This dissertation explores the creation of "America's Arabia" in the Coachella Valley, California and the date industry that grew there. Importantly, it profiles United States Department of Agriculture agricultural explorers, scientists who traveled the globe looking for new crops at the turn of the twentieth century. When these agricultural explorers ventured to the Greater Middle East to bring back date offshoots, they took with them a popular understanding of the Orient that shaped their views of the date palms and the people who grew them.
Such views of the Orient, as a backwards, dangerous, and yet deeply romantic place, were passed from agricultural explorer to Californian date grower, reinforcing long established American understandings of the region. Date growers and importers, in turn, marketed their dates via this Oriental romance as well as new scientific understandings. Coachella Valley growers highlighted dirt, disease, and unsanitary conditions in foreign date packing while emphasizing the power of American science, particularly pasteurization, a "white" labor force, and fumigation. Despite the perceived benefits, these practices proved dangerous for workers.

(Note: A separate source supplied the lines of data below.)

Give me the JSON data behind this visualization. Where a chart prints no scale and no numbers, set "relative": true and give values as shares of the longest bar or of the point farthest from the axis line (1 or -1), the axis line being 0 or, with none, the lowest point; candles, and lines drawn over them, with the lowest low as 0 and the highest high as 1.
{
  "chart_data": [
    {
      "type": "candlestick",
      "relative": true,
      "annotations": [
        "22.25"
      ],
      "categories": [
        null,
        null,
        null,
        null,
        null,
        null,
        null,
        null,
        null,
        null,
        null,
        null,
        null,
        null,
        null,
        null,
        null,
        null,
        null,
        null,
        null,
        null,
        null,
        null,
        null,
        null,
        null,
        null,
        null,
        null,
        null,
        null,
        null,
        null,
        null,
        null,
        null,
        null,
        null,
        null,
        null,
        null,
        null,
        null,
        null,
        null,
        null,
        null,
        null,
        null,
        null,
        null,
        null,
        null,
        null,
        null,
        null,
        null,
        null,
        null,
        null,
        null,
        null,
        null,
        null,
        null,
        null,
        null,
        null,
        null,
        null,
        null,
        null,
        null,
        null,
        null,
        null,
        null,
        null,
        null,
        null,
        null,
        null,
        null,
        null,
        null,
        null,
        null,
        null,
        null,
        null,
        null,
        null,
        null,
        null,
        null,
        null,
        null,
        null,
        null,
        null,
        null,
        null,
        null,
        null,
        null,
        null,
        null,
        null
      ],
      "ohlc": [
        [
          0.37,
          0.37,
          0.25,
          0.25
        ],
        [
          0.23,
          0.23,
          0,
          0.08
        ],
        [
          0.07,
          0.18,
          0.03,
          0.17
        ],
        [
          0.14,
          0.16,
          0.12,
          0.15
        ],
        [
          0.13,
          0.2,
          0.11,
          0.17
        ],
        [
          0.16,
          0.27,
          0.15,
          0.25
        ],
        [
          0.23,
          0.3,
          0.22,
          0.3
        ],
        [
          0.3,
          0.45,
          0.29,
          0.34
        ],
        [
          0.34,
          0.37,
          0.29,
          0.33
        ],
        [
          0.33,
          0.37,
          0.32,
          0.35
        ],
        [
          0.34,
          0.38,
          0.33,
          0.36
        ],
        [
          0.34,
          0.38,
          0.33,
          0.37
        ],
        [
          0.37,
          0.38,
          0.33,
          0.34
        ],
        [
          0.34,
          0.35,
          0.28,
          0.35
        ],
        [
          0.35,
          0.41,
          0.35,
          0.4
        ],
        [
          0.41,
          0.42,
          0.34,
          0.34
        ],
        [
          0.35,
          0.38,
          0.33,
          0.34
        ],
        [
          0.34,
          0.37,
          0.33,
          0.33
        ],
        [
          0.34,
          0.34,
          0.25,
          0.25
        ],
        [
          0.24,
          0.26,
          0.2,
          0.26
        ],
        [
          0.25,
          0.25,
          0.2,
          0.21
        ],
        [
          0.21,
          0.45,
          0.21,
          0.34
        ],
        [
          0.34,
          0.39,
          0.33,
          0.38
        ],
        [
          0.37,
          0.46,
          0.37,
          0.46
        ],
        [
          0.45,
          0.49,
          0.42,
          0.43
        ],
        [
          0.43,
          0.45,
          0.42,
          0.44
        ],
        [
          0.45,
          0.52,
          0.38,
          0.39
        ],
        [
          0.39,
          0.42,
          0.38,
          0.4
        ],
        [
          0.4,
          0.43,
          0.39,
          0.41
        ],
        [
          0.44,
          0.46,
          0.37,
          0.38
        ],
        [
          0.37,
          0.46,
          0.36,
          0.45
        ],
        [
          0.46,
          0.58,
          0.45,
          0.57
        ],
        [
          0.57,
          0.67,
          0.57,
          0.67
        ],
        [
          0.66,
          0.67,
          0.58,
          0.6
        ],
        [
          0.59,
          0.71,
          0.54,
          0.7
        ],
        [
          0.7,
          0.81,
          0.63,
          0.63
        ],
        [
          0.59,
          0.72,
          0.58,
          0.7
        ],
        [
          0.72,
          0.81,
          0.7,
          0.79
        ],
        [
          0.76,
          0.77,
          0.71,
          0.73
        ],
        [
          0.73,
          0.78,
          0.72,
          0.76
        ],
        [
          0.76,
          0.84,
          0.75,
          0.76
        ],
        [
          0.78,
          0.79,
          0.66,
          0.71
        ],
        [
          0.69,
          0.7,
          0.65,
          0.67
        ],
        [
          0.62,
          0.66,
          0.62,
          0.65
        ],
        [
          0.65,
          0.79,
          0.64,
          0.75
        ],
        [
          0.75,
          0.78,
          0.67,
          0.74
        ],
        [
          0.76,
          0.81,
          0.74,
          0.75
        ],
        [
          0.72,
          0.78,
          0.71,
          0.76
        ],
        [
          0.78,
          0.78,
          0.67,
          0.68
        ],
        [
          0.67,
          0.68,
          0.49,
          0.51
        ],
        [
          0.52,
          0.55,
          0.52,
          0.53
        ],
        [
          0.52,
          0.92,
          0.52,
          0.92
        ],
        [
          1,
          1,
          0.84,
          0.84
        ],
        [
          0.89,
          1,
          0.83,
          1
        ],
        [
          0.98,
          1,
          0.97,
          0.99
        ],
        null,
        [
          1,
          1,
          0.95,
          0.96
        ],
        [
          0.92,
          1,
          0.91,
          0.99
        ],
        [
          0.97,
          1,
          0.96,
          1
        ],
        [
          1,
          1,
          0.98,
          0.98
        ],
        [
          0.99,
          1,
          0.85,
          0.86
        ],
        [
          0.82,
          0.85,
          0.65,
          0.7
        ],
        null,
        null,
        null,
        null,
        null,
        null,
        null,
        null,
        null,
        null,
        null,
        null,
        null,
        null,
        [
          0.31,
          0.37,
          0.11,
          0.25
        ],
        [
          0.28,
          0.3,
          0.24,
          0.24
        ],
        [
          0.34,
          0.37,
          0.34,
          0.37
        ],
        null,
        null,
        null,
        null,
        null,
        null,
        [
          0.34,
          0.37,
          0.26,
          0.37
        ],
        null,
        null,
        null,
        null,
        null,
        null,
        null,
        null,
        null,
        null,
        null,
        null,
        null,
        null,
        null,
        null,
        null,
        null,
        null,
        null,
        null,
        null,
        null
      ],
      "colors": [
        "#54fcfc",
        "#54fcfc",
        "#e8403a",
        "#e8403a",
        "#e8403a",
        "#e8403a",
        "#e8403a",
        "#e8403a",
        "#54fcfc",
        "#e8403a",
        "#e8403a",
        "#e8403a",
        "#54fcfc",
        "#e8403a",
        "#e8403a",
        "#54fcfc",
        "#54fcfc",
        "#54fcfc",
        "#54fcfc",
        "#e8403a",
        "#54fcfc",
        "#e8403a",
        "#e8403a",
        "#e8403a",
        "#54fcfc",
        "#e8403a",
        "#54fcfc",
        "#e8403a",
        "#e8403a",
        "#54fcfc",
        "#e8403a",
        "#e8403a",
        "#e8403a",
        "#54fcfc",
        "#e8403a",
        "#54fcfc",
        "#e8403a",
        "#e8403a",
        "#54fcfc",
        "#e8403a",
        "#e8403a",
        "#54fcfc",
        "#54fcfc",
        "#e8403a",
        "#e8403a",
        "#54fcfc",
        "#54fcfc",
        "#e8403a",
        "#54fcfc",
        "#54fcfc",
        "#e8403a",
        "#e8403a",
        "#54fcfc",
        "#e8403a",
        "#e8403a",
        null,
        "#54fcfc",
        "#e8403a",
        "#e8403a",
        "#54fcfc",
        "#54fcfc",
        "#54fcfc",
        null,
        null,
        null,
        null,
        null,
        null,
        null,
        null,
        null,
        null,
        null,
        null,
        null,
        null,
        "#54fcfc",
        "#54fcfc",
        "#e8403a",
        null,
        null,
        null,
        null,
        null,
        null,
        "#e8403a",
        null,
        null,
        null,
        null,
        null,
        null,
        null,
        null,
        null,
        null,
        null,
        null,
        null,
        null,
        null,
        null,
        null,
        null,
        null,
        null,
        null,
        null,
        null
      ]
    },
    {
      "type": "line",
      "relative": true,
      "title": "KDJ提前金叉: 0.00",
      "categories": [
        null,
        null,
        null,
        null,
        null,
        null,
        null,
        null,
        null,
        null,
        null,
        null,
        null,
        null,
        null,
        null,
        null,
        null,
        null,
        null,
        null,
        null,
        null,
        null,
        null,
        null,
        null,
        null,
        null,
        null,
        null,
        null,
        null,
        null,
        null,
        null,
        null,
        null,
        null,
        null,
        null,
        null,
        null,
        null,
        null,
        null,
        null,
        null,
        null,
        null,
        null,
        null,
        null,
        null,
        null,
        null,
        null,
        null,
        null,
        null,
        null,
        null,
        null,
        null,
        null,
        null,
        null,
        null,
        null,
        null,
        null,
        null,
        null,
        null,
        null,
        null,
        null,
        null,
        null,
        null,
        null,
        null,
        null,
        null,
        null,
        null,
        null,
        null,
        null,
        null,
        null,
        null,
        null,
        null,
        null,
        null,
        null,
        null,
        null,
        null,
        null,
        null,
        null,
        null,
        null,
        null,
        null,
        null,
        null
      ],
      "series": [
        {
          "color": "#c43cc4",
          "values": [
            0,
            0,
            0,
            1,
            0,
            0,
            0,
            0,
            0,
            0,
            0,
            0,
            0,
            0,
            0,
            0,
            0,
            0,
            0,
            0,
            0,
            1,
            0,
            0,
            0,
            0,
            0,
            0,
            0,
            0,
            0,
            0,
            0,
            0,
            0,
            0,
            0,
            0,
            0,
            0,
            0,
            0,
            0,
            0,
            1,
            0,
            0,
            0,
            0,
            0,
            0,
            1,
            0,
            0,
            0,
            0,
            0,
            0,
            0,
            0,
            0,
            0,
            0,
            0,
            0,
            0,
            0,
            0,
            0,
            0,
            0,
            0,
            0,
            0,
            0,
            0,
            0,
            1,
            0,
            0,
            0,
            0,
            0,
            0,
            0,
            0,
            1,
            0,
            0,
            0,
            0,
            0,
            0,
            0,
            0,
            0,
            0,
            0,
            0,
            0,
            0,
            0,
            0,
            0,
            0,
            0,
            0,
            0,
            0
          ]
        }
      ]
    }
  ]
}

Importantly, the romance surrounding the Greater Middle East in Western imagination provided the Coachella Valley with inspiration to create its own fantasies of the Orient, tying the two regions through the renaming of places and Moorish inspired architecture. As the century wore on, the Arabian theme drew in tourists who sought out the exotic date groves and the themed architecture that grew alongside them. Remaking the landscape into America's Arabia also provided a community identity that spilled into celebrations of the date, particularly the annual Date Festival. This event not only featured architecture influenced by the Orient but also an Arabian Nights inspired musical pageant, camel races, and, notably, sheik and harem girl costumes. The act of playing Arab, in particular, uncovers the importance of the date and its Orientalist connotations for the region's tourism and internal community. These racial masquerades mirror larger American practices of blackface and playing Indian, though few questioned the custom.
While much of the study ends in 1965, this research also brings up the shifting American pop cultural understanding of the Greater Middle East, which changed drastically towards the end of the century, as new geopolitical realities filtered through film and television. A review of the recent controversy over the Coachella Valley High School's Arab mascot provides crucial questions about what it means to play Arab in the twenty-first century.